The stations include:

- A game, where two students touch tiles that light up in two different colors, that teaches hand-eye coordination;

- A welding simulator which challenges students to use a welding tool to combine two pieces of metal shown on a screen in front of them;

- A health care training module, which allows students to take a 3-D tour of the human body;

- A trucking simulator where students use a Logitech wheel and pedals hooked into an Xbox to drive a truck on screen and complete different challenges;

- A game where students attach pipes together on one of the walls of the trailer, working to build from one spot to the other while learning more about the work of plumbers;

- And a table where students can control a small robot and learn more about automation and robotics.

The stations serve as a fun, hands-on way for eighth- to 12th-grade students to learn more about the professions the initiative highlights.

Callaway said the skill sets required in these jobs — such as those in computer programming, commercial truck driving, plumbing, construction, automation and robotics— do not require students to earn a four-year degree.
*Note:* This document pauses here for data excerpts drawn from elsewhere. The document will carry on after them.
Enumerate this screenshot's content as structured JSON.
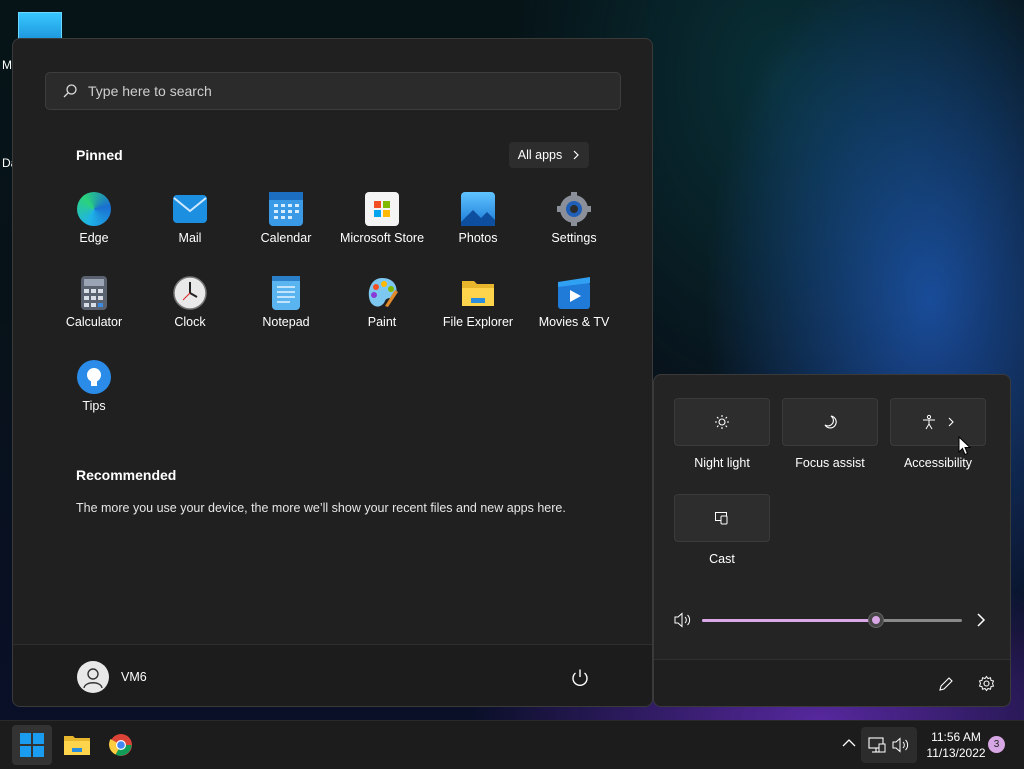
{
  "desktop": {
    "labels": [
      "M",
      "Da"
    ]
  },
  "start_menu": {
    "search_placeholder": "Type here to search",
    "pinned_title": "Pinned",
    "all_apps_label": "All apps",
    "pinned_apps": [
      {
        "label": "Edge",
        "icon": "edge-icon"
      },
      {
        "label": "Mail",
        "icon": "mail-icon"
      },
      {
        "label": "Calendar",
        "icon": "calendar-icon"
      },
      {
        "label": "Microsoft Store",
        "icon": "store-icon"
      },
      {
        "label": "Photos",
        "icon": "photos-icon"
      },
      {
        "label": "Settings",
        "icon": "settings-icon"
      },
      {
        "label": "Calculator",
        "icon": "calculator-icon"
      },
      {
        "label": "Clock",
        "icon": "clock-icon"
      },
      {
        "label": "Notepad",
        "icon": "notepad-icon"
      },
      {
        "label": "Paint",
        "icon": "paint-icon"
      },
      {
        "label": "File Explorer",
        "icon": "folder-icon"
      },
      {
        "label": "Movies & TV",
        "icon": "movies-icon"
      },
      {
        "label": "Tips",
        "icon": "tips-icon"
      }
    ],
    "recommended_title": "Recommended",
    "recommended_text": "The more you use your device, the more we’ll show your recent files and new apps here.",
    "user_name": "VM6"
  },
  "quick_settings": {
    "tiles": [
      {
        "label": "Night light",
        "icon": "night-light-icon"
      },
      {
        "label": "Focus assist",
        "icon": "moon-icon"
      },
      {
        "label": "Accessibility",
        "icon": "accessibility-icon"
      },
      {
        "label": "Cast",
        "icon": "cast-icon"
      }
    ],
    "volume_level": 0.67
  },
  "taskbar": {
    "time": "11:56 AM",
    "date": "11/13/2022",
    "notification_count": "3"
  },
  "colors": {
    "accent": "#d9a6e6",
    "start_bg": "#202020",
    "windows_blue": "#1a9cf0"
  }
}
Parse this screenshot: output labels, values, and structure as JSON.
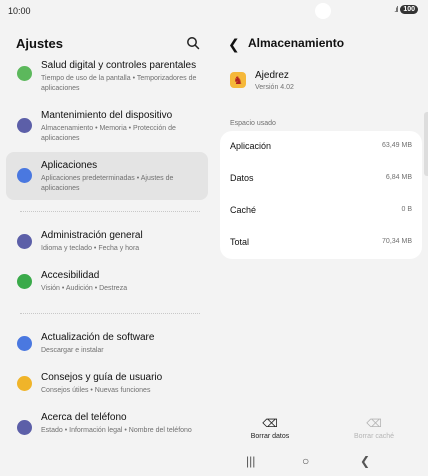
{
  "status_bar": {
    "time": "10:00",
    "battery": "100"
  },
  "left": {
    "title": "Ajustes",
    "items": [
      {
        "title": "Salud digital y controles parentales",
        "subtitle": "Tiempo de uso de la pantalla • Temporizadores de aplicaciones",
        "icon": "wellbeing-icon",
        "color": "#5cb85c",
        "selected": false
      },
      {
        "title": "Mantenimiento del dispositivo",
        "subtitle": "Almacenamiento • Memoria • Protección de aplicaciones",
        "icon": "device-care-icon",
        "color": "#5c5fa8",
        "selected": false
      },
      {
        "title": "Aplicaciones",
        "subtitle": "Aplicaciones predeterminadas • Ajustes de aplicaciones",
        "icon": "apps-icon",
        "color": "#4a78e0",
        "selected": true
      },
      {
        "title": "Administración general",
        "subtitle": "Idioma y teclado • Fecha y hora",
        "icon": "sliders-icon",
        "color": "#5c5fa8",
        "selected": false
      },
      {
        "title": "Accesibilidad",
        "subtitle": "Visión • Audición • Destreza",
        "icon": "accessibility-icon",
        "color": "#3aaa4a",
        "selected": false
      },
      {
        "title": "Actualización de software",
        "subtitle": "Descargar e instalar",
        "icon": "update-icon",
        "color": "#4a78e0",
        "selected": false
      },
      {
        "title": "Consejos y guía de usuario",
        "subtitle": "Consejos útiles • Nuevas funciones",
        "icon": "bulb-icon",
        "color": "#f0b429",
        "selected": false
      },
      {
        "title": "Acerca del teléfono",
        "subtitle": "Estado • Información legal • Nombre del teléfono",
        "icon": "info-icon",
        "color": "#5c5fa8",
        "selected": false
      }
    ]
  },
  "right": {
    "title": "Almacenamiento",
    "app_name": "Ajedrez",
    "app_version": "Versión 4.02",
    "section_label": "Espacio usado",
    "rows": [
      {
        "label": "Aplicación",
        "value": "63,49 MB"
      },
      {
        "label": "Datos",
        "value": "6,84 MB"
      },
      {
        "label": "Caché",
        "value": "0 B"
      },
      {
        "label": "Total",
        "value": "70,34 MB"
      }
    ],
    "clear_data": "Borrar datos",
    "clear_cache": "Borrar caché"
  },
  "colors": {
    "background": "#f3f3f3",
    "card": "#ffffff",
    "selected": "#e4e4e4"
  }
}
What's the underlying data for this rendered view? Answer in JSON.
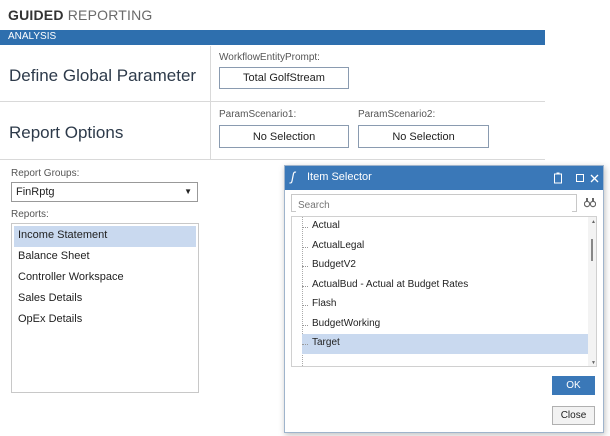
{
  "app": {
    "title_bold": "GUIDED",
    "title_light": "REPORTING"
  },
  "tab": {
    "label": "ANALYSIS"
  },
  "global_param": {
    "section_label": "Define Global Parameter",
    "prompt_label": "WorkflowEntityPrompt:",
    "prompt_value": "Total GolfStream"
  },
  "report_options": {
    "section_label": "Report Options",
    "scenario1_label": "ParamScenario1:",
    "scenario1_value": "No Selection",
    "scenario2_label": "ParamScenario2:",
    "scenario2_value": "No Selection"
  },
  "left_panel": {
    "groups_label": "Report Groups:",
    "groups_value": "FinRptg",
    "reports_label": "Reports:",
    "reports": [
      "Income Statement",
      "Balance Sheet",
      "Controller Workspace",
      "Sales Details",
      "OpEx Details"
    ],
    "selected_index": 0
  },
  "item_selector": {
    "title": "Item Selector",
    "search_placeholder": "Search",
    "items": [
      "Actual",
      "ActualLegal",
      "BudgetV2",
      "ActualBud - Actual at Budget Rates",
      "Flash",
      "BudgetWorking",
      "Target"
    ],
    "selected_index": 6,
    "ok_label": "OK",
    "close_label": "Close",
    "accent_color": "#3a78b8"
  }
}
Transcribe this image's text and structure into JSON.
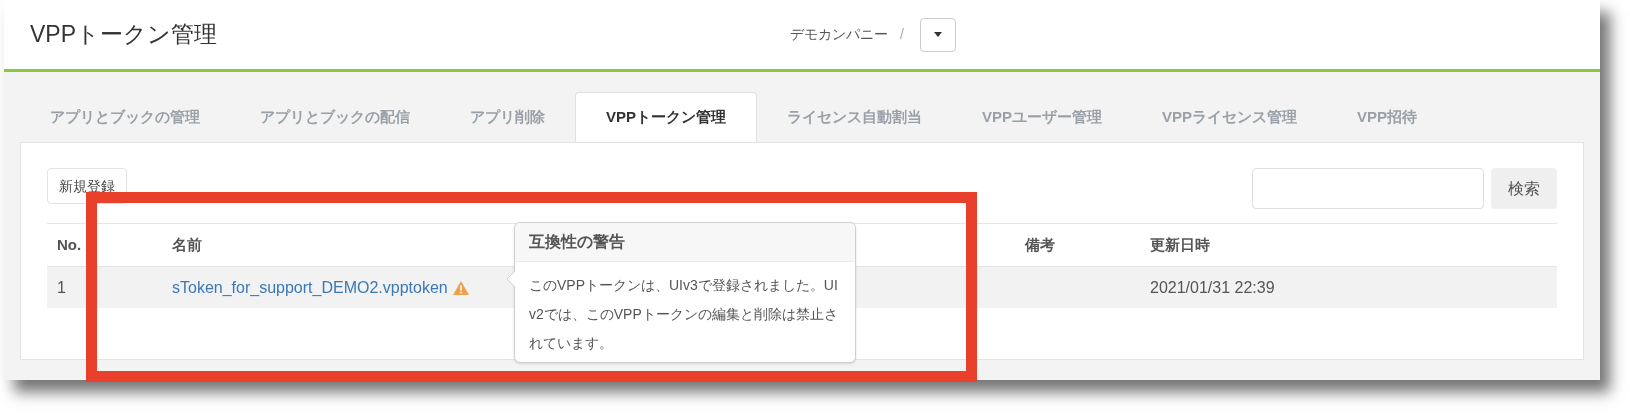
{
  "header": {
    "title": "VPPトークン管理",
    "company": "デモカンパニー",
    "separator": "/"
  },
  "tabs": [
    {
      "label": "アプリとブックの管理",
      "selected": false
    },
    {
      "label": "アプリとブックの配信",
      "selected": false
    },
    {
      "label": "アプリ削除",
      "selected": false
    },
    {
      "label": "VPPトークン管理",
      "selected": true
    },
    {
      "label": "ライセンス自動割当",
      "selected": false
    },
    {
      "label": "VPPユーザー管理",
      "selected": false
    },
    {
      "label": "VPPライセンス管理",
      "selected": false
    },
    {
      "label": "VPP招待",
      "selected": false
    }
  ],
  "new_button": "新規登録",
  "search_button": "検索",
  "table": {
    "columns": [
      "No.",
      "名前",
      "備考",
      "更新日時"
    ],
    "rows": [
      {
        "no": "1",
        "name": "sToken_for_support_DEMO2.vpptoken",
        "warning": true,
        "note": "",
        "updated": "2021/01/31 22:39"
      }
    ]
  },
  "tooltip": {
    "title": "互換性の警告",
    "body": "このVPPトークンは、UIv3で登録されました。UIv2では、このVPPトークンの編集と削除は禁止されています。"
  }
}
For many of these jobs, students can attend a technical school where they can spend less time and less money in college, which he said makes it a great option for those students who cannot afford to take out student loans.

He said that the global coronavirus pandemic that began last year has reminded many that these jobs are essential across the nation. No matter what happens in the country, a pandemic, recession or changing workforce, these jobs will always be in demand.

“It doesn’t matter if you live in this county or L.A., California,” Callaway said. “If you can do something in one of those five, you’ve got a career.”

The original Be Pro Be Proud initiative was created five years ago in Arkansas, and Callaway explained when others from Georgia showed up to one of the events, they began plans to expand. The initiative began in Georgia in July 2020, and the mobile workstation visited its first school, in Cherokee County, in October.

The visit to Forsyth Central marks one of the first visits to a school in North Georgia as they work to expand the initiative and inform kids all across the state about their options after graduation.

“Let’s let them know the whole spectrum of information, not just half it,” Callaway said.